Cutbacks are everywhere.In the workplace, the public & private sectors. Value for money is the new watchword. Television budgets are being cut in both the public service broadcasting and commercial sector.

Cynics will look at the recent announcement re BBC programming cuts a merely an expedient way of reclaiming the pensions hole of many of its employees but as we’ve seen over many years the BBC is everyone’s favourite scapegoat that constantly needs to justify how the license fee is spent.

Television audiences have been falling for some time as viewing habits are more fragmented.
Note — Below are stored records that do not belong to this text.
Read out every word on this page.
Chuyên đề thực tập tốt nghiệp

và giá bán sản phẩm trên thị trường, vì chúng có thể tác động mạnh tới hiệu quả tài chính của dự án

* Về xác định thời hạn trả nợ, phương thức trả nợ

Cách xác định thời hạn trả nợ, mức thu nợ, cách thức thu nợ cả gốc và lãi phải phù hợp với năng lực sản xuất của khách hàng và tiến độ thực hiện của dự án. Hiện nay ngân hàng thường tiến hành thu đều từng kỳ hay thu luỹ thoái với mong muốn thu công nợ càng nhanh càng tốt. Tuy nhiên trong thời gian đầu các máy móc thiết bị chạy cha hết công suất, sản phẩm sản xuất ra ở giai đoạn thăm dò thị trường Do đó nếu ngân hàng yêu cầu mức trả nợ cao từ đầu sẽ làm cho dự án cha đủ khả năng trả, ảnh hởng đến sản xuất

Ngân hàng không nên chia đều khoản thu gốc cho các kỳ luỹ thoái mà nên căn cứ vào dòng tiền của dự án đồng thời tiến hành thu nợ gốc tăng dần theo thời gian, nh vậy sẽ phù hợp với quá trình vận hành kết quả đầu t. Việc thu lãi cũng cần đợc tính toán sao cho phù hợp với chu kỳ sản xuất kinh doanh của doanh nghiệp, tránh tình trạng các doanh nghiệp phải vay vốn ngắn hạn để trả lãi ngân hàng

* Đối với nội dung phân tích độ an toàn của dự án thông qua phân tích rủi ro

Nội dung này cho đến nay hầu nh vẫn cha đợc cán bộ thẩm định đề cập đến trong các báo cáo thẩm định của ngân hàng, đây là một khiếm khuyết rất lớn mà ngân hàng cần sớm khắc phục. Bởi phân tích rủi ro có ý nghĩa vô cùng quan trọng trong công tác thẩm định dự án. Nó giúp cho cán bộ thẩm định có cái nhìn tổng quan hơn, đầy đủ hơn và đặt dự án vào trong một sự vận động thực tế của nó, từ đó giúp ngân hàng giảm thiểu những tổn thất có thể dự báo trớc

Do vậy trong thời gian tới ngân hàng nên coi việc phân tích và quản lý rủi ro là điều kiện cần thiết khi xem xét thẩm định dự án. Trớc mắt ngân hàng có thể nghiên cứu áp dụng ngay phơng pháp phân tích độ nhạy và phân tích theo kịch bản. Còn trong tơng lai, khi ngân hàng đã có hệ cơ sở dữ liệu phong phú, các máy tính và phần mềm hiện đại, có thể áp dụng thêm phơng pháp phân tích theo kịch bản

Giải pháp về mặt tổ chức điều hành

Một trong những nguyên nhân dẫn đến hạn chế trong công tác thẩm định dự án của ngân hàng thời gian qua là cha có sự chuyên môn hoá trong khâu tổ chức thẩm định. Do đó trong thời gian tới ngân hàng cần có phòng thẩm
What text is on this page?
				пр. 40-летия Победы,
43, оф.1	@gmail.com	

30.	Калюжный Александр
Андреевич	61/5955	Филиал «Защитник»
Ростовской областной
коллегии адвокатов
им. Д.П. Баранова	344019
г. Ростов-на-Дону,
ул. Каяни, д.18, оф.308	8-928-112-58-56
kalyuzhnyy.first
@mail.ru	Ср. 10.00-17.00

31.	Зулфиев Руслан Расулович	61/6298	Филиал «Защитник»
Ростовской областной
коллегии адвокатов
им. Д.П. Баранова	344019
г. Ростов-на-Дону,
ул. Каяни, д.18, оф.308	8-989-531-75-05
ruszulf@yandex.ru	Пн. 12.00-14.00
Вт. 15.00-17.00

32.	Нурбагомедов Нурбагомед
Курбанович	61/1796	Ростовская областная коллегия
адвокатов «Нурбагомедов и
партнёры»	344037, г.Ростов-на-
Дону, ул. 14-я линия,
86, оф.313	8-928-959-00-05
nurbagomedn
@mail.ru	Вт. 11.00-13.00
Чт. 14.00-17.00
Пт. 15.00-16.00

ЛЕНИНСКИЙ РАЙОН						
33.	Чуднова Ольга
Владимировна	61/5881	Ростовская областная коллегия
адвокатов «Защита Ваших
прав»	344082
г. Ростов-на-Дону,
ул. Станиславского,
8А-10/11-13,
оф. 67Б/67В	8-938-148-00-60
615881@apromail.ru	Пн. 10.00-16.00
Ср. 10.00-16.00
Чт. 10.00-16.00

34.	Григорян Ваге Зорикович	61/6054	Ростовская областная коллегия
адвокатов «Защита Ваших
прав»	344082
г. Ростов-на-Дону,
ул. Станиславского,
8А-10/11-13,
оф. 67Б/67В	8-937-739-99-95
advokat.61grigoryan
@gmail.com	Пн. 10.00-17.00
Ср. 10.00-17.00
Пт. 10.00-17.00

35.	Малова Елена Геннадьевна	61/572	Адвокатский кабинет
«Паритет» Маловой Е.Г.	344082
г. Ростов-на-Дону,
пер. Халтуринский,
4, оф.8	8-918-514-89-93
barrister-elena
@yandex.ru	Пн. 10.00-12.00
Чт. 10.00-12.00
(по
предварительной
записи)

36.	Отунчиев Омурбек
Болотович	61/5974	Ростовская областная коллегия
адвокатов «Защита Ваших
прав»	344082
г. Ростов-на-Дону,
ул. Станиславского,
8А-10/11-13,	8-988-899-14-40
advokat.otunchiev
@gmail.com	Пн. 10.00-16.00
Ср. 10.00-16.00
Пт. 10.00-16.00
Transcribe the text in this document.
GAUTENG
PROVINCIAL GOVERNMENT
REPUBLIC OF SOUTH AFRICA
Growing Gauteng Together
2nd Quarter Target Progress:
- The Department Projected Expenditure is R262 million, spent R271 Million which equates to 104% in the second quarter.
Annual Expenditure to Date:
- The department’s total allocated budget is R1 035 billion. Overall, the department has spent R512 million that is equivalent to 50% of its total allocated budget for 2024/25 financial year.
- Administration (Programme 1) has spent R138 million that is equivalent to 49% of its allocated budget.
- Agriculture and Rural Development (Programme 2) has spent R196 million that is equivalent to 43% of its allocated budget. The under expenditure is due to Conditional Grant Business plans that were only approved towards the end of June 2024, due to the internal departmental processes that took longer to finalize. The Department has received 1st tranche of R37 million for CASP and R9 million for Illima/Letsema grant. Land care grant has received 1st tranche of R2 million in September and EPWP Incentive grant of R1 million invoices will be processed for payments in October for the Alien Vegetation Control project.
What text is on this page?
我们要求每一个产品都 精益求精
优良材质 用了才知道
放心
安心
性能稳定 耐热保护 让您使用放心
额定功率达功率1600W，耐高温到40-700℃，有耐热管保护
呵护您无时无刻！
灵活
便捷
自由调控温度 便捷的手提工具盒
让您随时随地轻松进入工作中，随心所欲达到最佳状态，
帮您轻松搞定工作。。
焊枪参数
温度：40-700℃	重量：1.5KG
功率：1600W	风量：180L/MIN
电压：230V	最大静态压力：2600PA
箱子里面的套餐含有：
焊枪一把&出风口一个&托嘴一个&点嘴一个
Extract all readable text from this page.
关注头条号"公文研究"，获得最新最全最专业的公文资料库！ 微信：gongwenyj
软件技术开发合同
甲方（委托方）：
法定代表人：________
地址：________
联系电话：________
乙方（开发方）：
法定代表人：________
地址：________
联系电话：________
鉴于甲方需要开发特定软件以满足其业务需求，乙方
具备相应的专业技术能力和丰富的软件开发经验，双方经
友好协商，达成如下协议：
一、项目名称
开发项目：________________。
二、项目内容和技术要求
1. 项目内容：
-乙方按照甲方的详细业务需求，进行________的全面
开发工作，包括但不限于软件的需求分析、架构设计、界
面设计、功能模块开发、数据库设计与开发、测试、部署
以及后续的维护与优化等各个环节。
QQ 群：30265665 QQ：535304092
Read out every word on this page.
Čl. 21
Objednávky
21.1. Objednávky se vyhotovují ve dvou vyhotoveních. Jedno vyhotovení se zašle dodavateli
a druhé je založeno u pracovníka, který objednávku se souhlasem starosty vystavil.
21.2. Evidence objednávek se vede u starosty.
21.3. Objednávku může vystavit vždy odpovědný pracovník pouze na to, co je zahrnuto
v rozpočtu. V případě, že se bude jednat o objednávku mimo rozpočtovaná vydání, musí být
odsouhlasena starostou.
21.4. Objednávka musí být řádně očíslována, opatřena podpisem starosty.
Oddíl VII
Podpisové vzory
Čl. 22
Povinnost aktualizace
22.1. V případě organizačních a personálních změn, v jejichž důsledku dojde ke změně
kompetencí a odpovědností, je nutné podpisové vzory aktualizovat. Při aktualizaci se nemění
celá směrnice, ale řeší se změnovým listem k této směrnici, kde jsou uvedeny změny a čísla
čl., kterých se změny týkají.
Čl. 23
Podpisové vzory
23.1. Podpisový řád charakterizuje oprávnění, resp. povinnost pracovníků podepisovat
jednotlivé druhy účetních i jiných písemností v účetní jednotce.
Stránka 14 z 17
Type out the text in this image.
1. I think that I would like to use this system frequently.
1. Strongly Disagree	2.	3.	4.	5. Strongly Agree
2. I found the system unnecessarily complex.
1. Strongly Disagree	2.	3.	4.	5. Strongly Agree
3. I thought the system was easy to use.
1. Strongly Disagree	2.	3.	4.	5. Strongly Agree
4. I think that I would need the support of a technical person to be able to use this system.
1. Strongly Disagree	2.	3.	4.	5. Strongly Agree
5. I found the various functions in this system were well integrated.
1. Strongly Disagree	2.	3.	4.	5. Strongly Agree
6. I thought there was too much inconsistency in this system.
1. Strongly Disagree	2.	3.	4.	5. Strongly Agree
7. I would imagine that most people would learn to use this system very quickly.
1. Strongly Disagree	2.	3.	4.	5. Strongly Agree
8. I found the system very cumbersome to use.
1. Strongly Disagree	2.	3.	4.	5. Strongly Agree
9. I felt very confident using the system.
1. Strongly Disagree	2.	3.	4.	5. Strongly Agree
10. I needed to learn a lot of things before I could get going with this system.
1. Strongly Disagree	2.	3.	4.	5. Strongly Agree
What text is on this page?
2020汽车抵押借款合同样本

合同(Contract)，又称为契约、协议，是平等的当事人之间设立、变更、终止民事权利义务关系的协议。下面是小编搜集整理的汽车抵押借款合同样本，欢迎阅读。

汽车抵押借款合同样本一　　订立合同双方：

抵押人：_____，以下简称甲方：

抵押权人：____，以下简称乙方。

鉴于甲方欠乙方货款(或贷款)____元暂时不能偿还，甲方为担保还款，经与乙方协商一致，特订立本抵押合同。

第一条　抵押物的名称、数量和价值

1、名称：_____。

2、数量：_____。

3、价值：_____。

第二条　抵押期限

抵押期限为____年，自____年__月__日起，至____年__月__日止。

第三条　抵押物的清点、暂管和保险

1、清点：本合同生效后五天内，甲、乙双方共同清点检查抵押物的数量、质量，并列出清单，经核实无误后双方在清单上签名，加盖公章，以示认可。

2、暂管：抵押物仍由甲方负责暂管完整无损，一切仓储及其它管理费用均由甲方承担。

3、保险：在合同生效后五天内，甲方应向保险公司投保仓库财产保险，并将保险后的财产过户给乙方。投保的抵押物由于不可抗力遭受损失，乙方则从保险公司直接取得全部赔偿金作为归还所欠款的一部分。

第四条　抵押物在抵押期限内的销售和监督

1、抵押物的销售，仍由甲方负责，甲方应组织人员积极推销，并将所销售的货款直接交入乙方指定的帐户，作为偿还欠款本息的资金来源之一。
Gone are the days of the three main channels and that’s your lot.

Personally I find the almost old fashioned output model of many digital only channels such as BBC3 and BBC4 a welcome reminder of the past. In ye olden days there was no breakfast TV and minimal daytime TV output. The test card was a common filler during these off peak times.

Many digital TV channels have limited broadcasting hours because they share a channel slot on Freeview (OK technically it’s called a Mux) which means that say CBBC uses the same space allocation as BBC3 but they broadcast at different times of the day.One channel that just looks like two.

Personally I’d have no problem with a more frugal hours output across all channels if it helps them save money and helped place the emphasis on quality.In this age of PVR’s, iPlayer and Video on Demand do we really need to fill up the day with so much television. Perhaps the budgets would be more focused on quality if we returned to reduced hours rather than spreading it more thinly across the current number of hours.

The so called golden age of television had the luxury of less channels and less hours to fill. Maybe an austerity television era could reap some benefits.